Here is what our doctor thinks our problem is….my body becomes a hostile environment for an embryo that is transferred while I still have the stimulation medication in my system. Ok, I can buy that. It would explain why every single IVF cycle failed. Now, the confusing part for me is, what does that have to do with us not being able to get pregnant on our own? Obviously, I'm not on any medication during my natural cycles. So, perhaps we also have an issue where Mark's sperm don't recognize my eggs…why my eggs don't like Mark's sperm is beyond me…but that's what we have right now.

As a matter of course, my doctor recommends getting lymphocyte immunotherapy for those couples with repeated ivf failures. I guess not knowing exactly what our issue is, what could it hurt, yes?

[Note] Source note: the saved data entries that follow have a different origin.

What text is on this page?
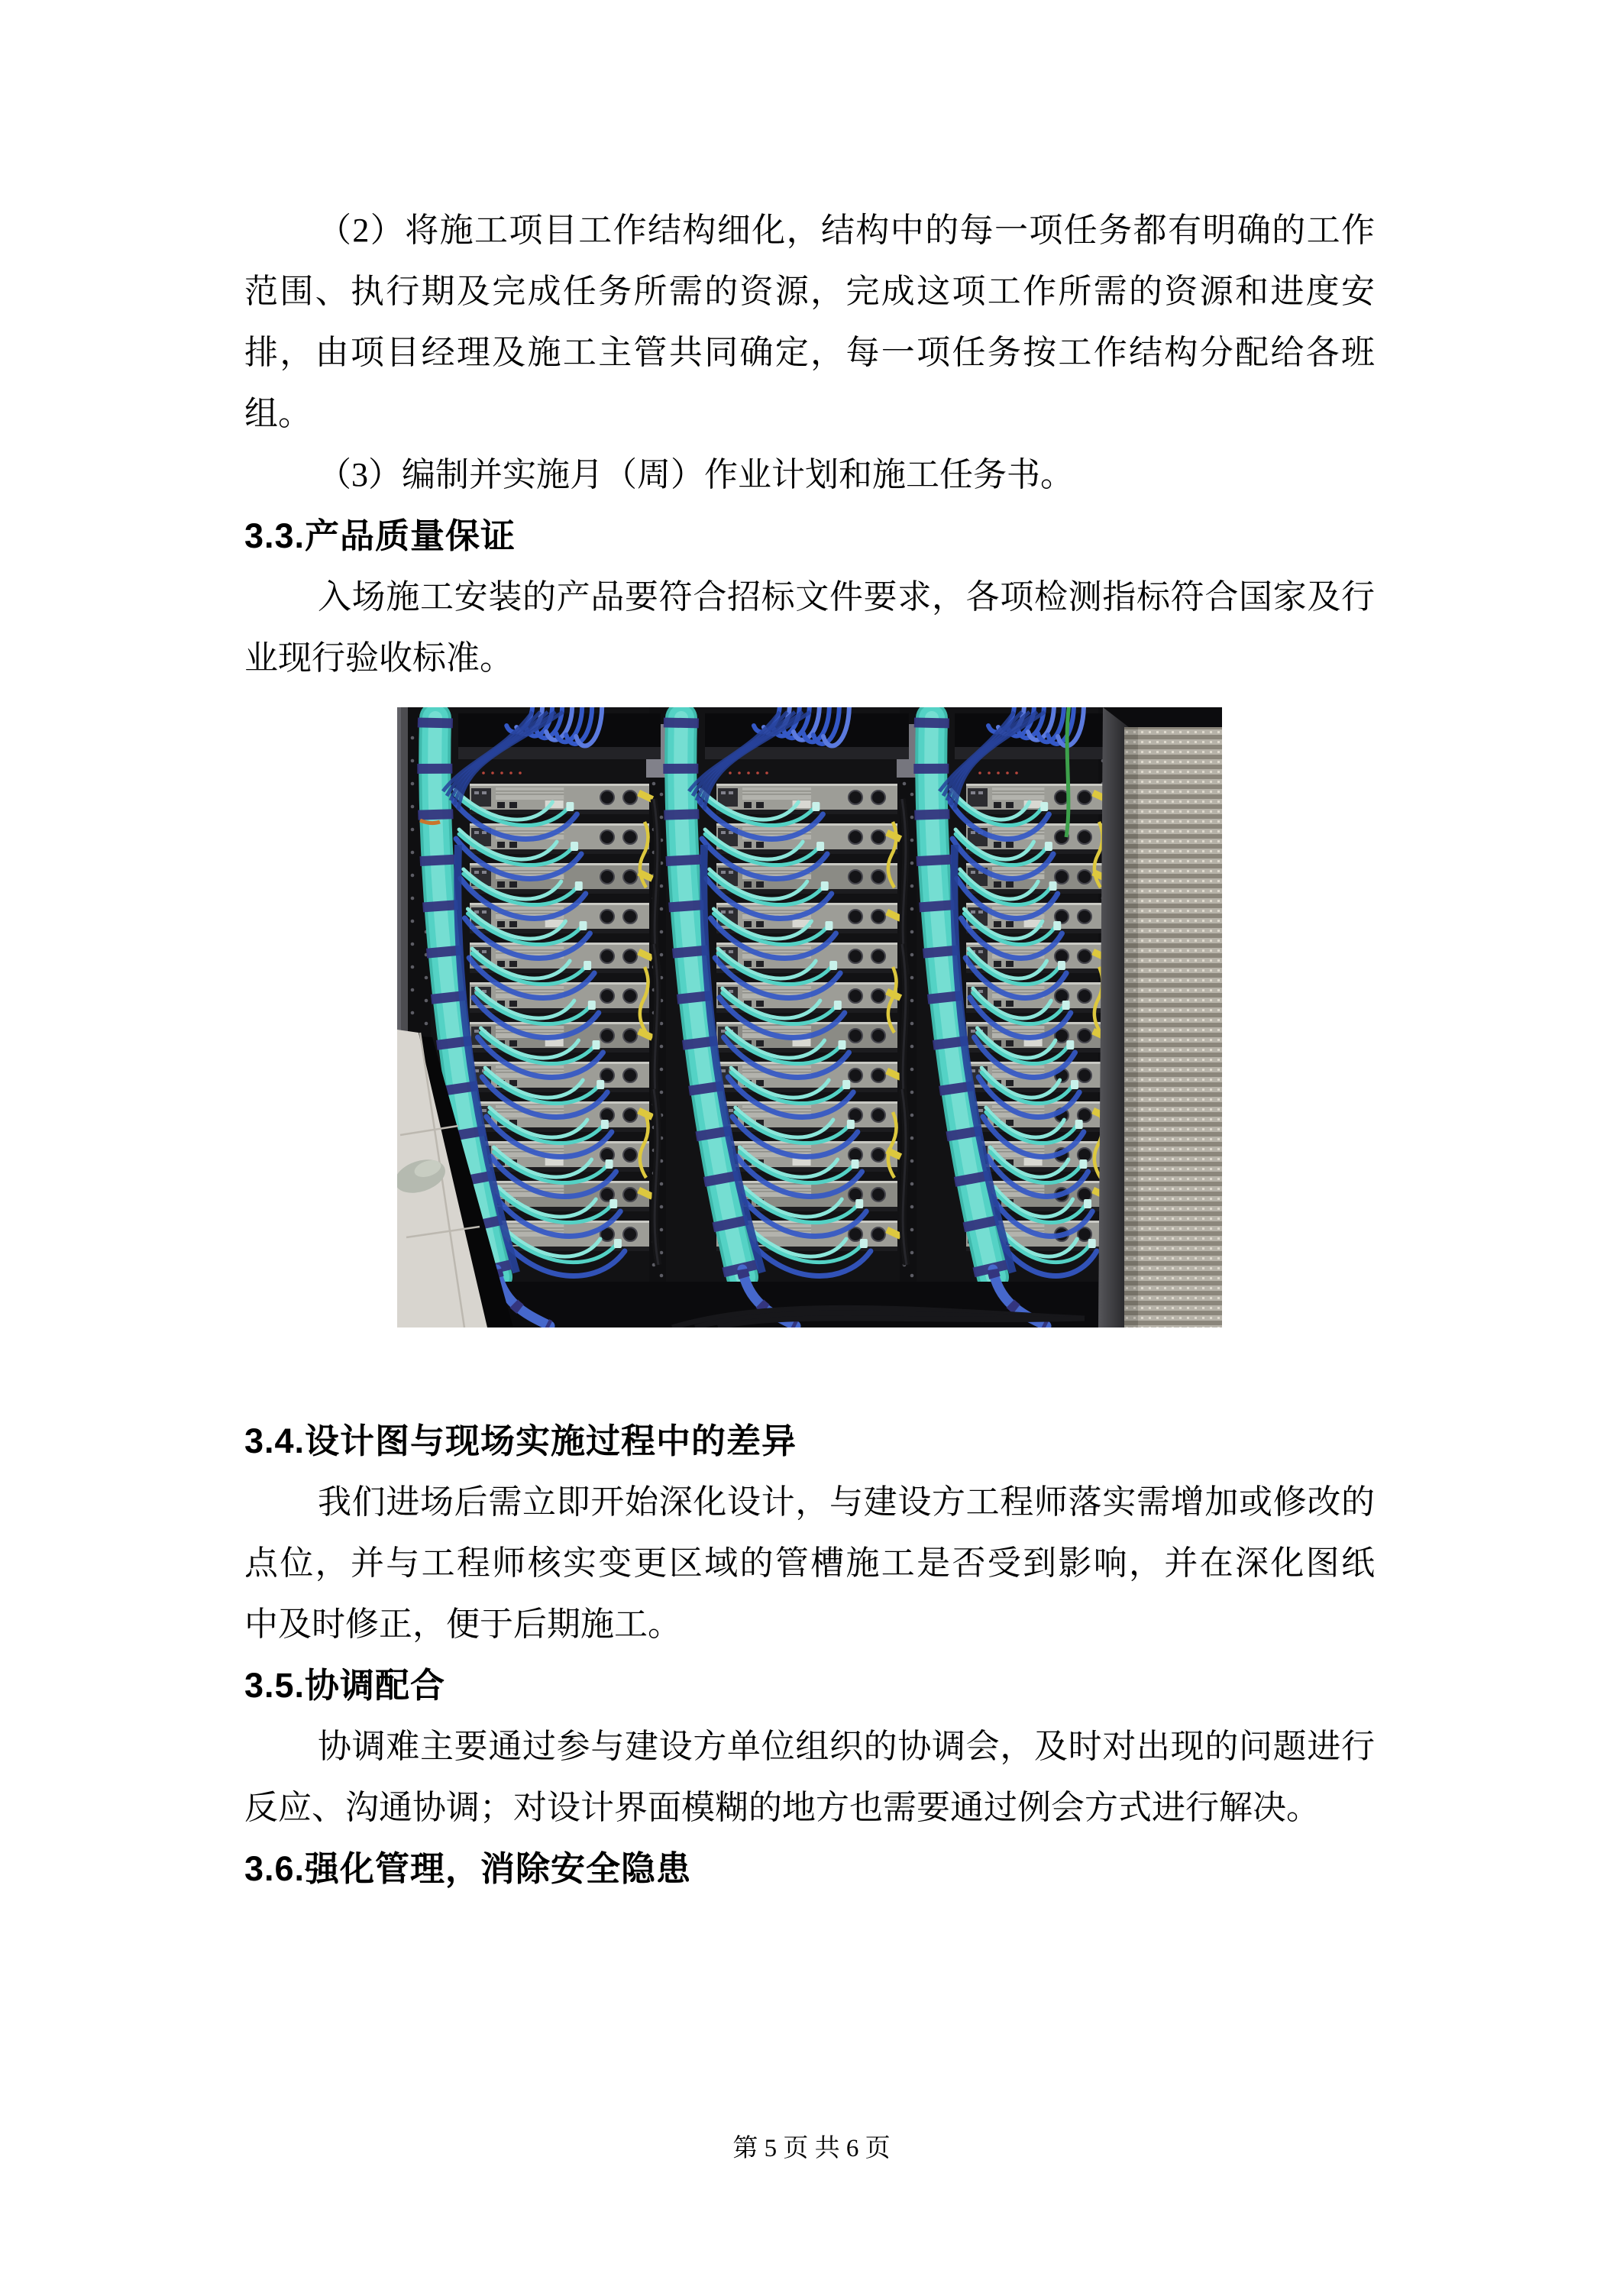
（2）将施工项目工作结构细化，结构中的每一项任务都有明确的工作
范围、执行期及完成任务所需的资源，完成这项工作所需的资源和进度安
排，由项目经理及施工主管共同确定，每一项任务按工作结构分配给各班
组。

（3）编制并实施月（周）作业计划和施工任务书。

3.3.产品质量保证

入场施工安装的产品要符合招标文件要求，各项检测指标符合国家及行
业现行验收标准。

3.4.设计图与现场实施过程中的差异

我们进场后需立即开始深化设计，与建设方工程师落实需增加或修改的
点位，并与工程师核实变更区域的管槽施工是否受到影响，并在深化图纸
中及时修正，便于后期施工。

3.5.协调配合

协调难主要通过参与建设方单位组织的协调会，及时对出现的问题进行
反应、沟通协调；对设计界面模糊的地方也需要通过例会方式进行解决。

3.6.强化管理，消除安全隐患
第 5 页 共 6 页
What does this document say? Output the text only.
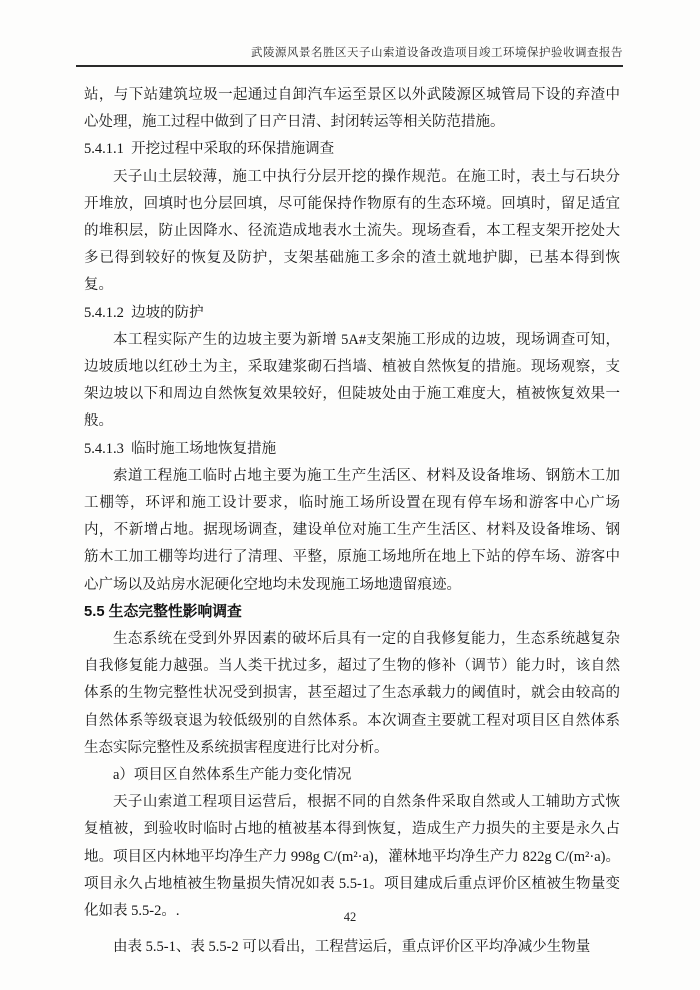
武陵源风景名胜区天子山索道设备改造项目竣工环境保护验收调查报告

站，与下站建筑垃圾一起通过自卸汽车运至景区以外武陵源区城管局下设的弃渣中心处理，施工过程中做到了日产日清、封闭转运等相关防范措施。

5.4.1.1  开挖过程中采取的环保措施调查

天子山土层较薄，施工中执行分层开挖的操作规范。在施工时，表土与石块分开堆放，回填时也分层回填，尽可能保持作物原有的生态环境。回填时，留足适宜的堆积层，防止因降水、径流造成地表水土流失。现场查看，本工程支架开挖处大多已得到较好的恢复及防护，支架基础施工多余的渣土就地护脚，已基本得到恢复。

5.4.1.2  边坡的防护

本工程实际产生的边坡主要为新增 5A#支架施工形成的边坡，现场调查可知，边坡质地以红砂土为主，采取建浆砌石挡墙、植被自然恢复的措施。现场观察，支架边坡以下和周边自然恢复效果较好，但陡坡处由于施工难度大，植被恢复效果一般。

5.4.1.3  临时施工场地恢复措施

索道工程施工临时占地主要为施工生产生活区、材料及设备堆场、钢筋木工加工棚等，环评和施工设计要求，临时施工场所设置在现有停车场和游客中心广场内，不新增占地。据现场调查，建设单位对施工生产生活区、材料及设备堆场、钢筋木工加工棚等均进行了清理、平整，原施工场地所在地上下站的停车场、游客中心广场以及站房水泥硬化空地均未发现施工场地遗留痕迹。

5.5 生态完整性影响调查

生态系统在受到外界因素的破坏后具有一定的自我修复能力，生态系统越复杂自我修复能力越强。当人类干扰过多，超过了生物的修补（调节）能力时，该自然体系的生物完整性状况受到损害，甚至超过了生态承载力的阈值时，就会由较高的自然体系等级衰退为较低级别的自然体系。本次调查主要就工程对项目区自然体系生态实际完整性及系统损害程度进行比对分析。

a）项目区自然体系生产能力变化情况

天子山索道工程项目运营后，根据不同的自然条件采取自然或人工辅助方式恢复植被，到验收时临时占地的植被基本得到恢复，造成生产力损失的主要是永久占地。项目区内林地平均净生产力 998g C/(m²·a)，灌林地平均净生产力 822g C/(m²·a)。项目永久占地植被生物量损失情况如表 5.5-1。项目建成后重点评价区植被生物量变化如表 5.5-2。.

由表 5.5-1、表 5.5-2 可以看出，工程营运后，重点评价区平均净减少生物量

42
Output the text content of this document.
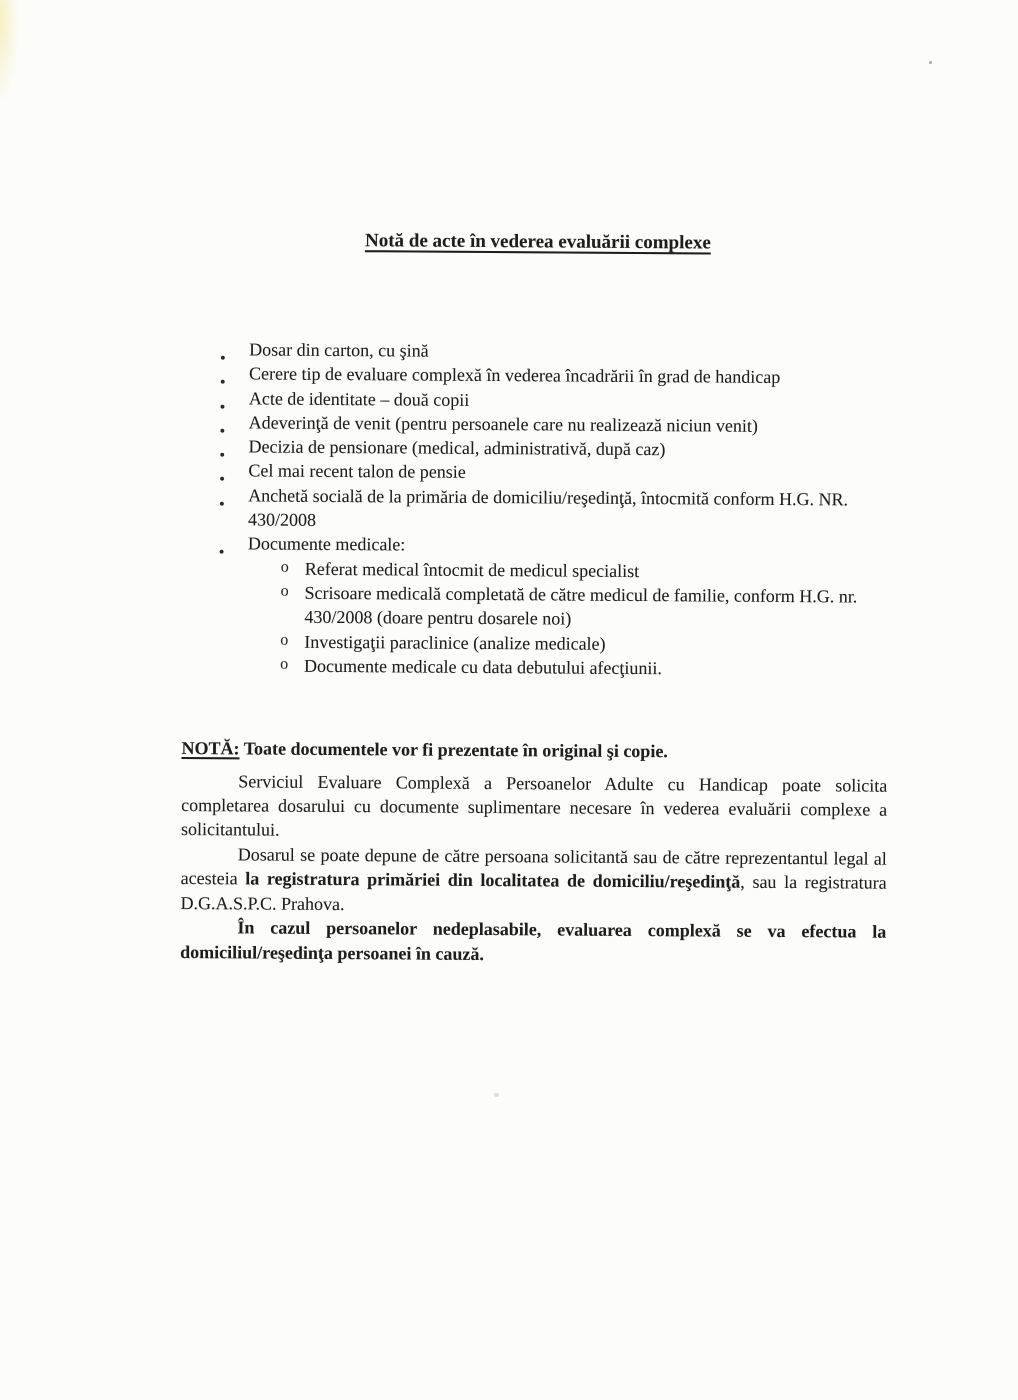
Notă de acte în vederea evaluării complexe
● Dosar din carton, cu şină
● Cerere tip de evaluare complexă în vederea încadrării în grad de handicap
● Acte de identitate – două copii
● Adeverinţă de venit (pentru persoanele care nu realizează niciun venit)
● Decizia de pensionare (medical, administrativă, după caz)
● Cel mai recent talon de pensie
● Anchetă socială de la primăria de domiciliu/reşedinţă, întocmită conform H.G. NR. 430/2008
● Documente medicale:
o Referat medical întocmit de medicul specialist
o Scrisoare medicală completată de către medicul de familie, conform H.G. nr. 430/2008 (doare pentru dosarele noi)
o Investigaţii paraclinice (analize medicale)
o Documente medicale cu data debutului afecţiunii.

NOTĂ: Toate documentele vor fi prezentate în original şi copie.

Serviciul Evaluare Complexă a Persoanelor Adulte cu Handicap poate solicita completarea dosarului cu documente suplimentare necesare în vederea evaluării complexe a solicitantului.

Dosarul se poate depune de către persoana solicitantă sau de către reprezentantul legal al acesteia la registratura primăriei din localitatea de domiciliu/reşedinţă, sau la registratura D.G.A.S.P.C. Prahova.

În cazul persoanelor nedeplasabile, evaluarea complexă se va efectua la domiciliul/reşedinţa persoanei în cauză.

Mark and I had to get immunological testing done for our upcoming LIT procedure. One of the things they test for is DQ Alpha. The Dq alpha test gives you back 2 numbers each. In a normal pregnancy, the father's DNA in the embryo tells the mother's body to set up a protective reaction around the developing embryo. If the father's dna is too closely matched to the mother's, there is a good chance that the embryo created by them is unable to differentiate itself from the mother's body. The mother's body then rejects the embryo because it cannot identify the embryo as a baby. Mark Dq alpha revealed 0102, and 0103. My Dq alpha revealed 0103 and 0201. So, according to the above description, we have a match…and perhaps this has been our issue all along. I do believe that LIT will take care of that for us.

So, it would seem like after we do LIT, and then come back to U.S. to do our FET, I should get pregnant. That's what I've been thinking too. However, things don't always work out the way you want, hope, or expect them to. There is also the variable of how many embryos will actually make it through the thaw, and if they will continue to divide. We currently have 5 on ice. I think that Mark and I would like to transfer 3. Ideally, all 3 survive the thaw, and 2 stick, and we have twins…and then in 1 or 2 years, we transfer the remaining 2 frozen embies and have another baby.

All in all, I'm so excited to get the ball rolling on a new protocol, and I'm trying not to dwell on the what ifs. Wish me luck. I'll probably post again after I go in for my cycle day 2 blood work and ultrasound.

Wednesday, August 5, 2009

Still Killing Time

Wow, I feel bad…it’s been a long time since I have posted on my blog. I guess that’s because we are on a break cycle, so I don’t have a lot to say. Since last time, Mark and I went to Mystic, CT for a long weekend getaway. He had been very stressed at work, so I thought it would do him some good.

We originally had booked a bed and breakfast, but upon arriving, we decided that it wasn’t for us. Thankfully, the owners weren’t there, so we didn’t have to explain why we want to leave…it was like staying at your grandmother’s house…where she hadn’t dusted or updated the place since she first got married! Anyway, we wound up staying at the Hyatt in Mystic for the whole weekend. We had a lot of fun; ate at Mystic Pizza; visited some vineyards; ate lobster; relaxed.

I guess there have been a few developments in the IVF journey…but nothing major. I ordered my progesterone in ethyl oleate. Most people do the progesterone in oil, but my Dr. called in the script for PEO. When I asked about it, I was told that the shots are far less painful with the PEO. I guess time will tell. I will admit though, I’m terrified of these shots. I’ve been lucky that we have been doing IF treatments for over a year now, and I haven’t had to do one of those shots. Then again, I’m still not pregnant, so maybe the PEO are the lucky twist.

We are doing a few new things to shake things up…acupuncture, lymphocyte immunotherapy (LIT) and doing a frozen embryo transfer. I’m really hoping that all these things together will give us what we want so badly. It’s pretty crazy to think that our is really only a few weeks away. Our LIT therapy is in 18 days. Nuts!!